Ce nationalisme étroit n’est pas exempt de grandeur. Résigné, sinon éteint, avant la guerre de Mandchourie, sauf chez quelques patriotes irréductibles qualifiés « pirates » pour ménager notre amour-propre, les triomphes des Japonais lui ont donné une vigueur nouvelle. Ils croient qu’un des leurs, quelque jour, renouvellera les exploits de Lê Loï et détruira les troupes françaises comme leur grand héros écrasa l’armée du prince Thông. Ils escomptent le succès de complots habilement ourdis, mais toujours trop tôt dévoilés ; ils exaltent les hauts faits de leur fameux Dê Tham, témoignage toujours vivant de notre faiblesse ; ils s’attachent à faire disparaître la vieille rivalité du Nord et du Sud, cause de leurs divisions et de notre rapide suprématie, et se préparent sans cesse au retour d’un roi vraiment national.
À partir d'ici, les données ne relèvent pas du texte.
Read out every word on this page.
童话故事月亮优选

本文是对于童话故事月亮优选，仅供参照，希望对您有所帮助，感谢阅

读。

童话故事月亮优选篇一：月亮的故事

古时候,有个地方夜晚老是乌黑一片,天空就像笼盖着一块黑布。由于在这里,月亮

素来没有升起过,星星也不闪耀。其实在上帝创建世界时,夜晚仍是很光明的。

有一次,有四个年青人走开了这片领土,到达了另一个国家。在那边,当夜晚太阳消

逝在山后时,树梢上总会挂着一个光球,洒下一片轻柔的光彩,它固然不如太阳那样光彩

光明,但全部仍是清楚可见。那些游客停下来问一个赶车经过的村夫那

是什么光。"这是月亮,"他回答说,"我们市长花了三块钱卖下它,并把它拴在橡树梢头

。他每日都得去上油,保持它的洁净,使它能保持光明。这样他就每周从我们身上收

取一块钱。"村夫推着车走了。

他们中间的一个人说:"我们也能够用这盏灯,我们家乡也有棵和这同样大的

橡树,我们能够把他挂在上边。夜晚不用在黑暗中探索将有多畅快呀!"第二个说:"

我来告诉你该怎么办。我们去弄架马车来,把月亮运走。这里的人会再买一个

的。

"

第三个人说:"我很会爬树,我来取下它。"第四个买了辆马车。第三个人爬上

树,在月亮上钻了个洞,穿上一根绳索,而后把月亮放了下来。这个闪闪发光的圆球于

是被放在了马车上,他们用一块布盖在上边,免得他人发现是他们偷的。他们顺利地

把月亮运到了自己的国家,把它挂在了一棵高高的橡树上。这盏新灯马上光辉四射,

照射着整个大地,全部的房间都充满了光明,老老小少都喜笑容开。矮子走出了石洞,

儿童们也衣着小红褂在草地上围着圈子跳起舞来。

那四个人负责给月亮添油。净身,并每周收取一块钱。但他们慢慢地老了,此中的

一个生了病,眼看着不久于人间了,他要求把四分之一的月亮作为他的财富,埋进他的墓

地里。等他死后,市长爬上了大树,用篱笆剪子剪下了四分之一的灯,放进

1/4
Les Français auraient tort de juger les Annamites sur leurs échantillons habituels : le boy sournois et vicieux, la con gaï frivole et cupide, le mandarin soumis, l’interprète servile. En réalité, l’âme indigène nous est fermée ; sa passivité apparente révélera tôt ou tard une ténacité, une audace, une férocité que nous sommes loin de soupçonner. Ne nous hâtons pas davantage d’escompter les effets stérilisans de notre scepticisme railleur, que les Annamites européanisés croient élégant d’adopter.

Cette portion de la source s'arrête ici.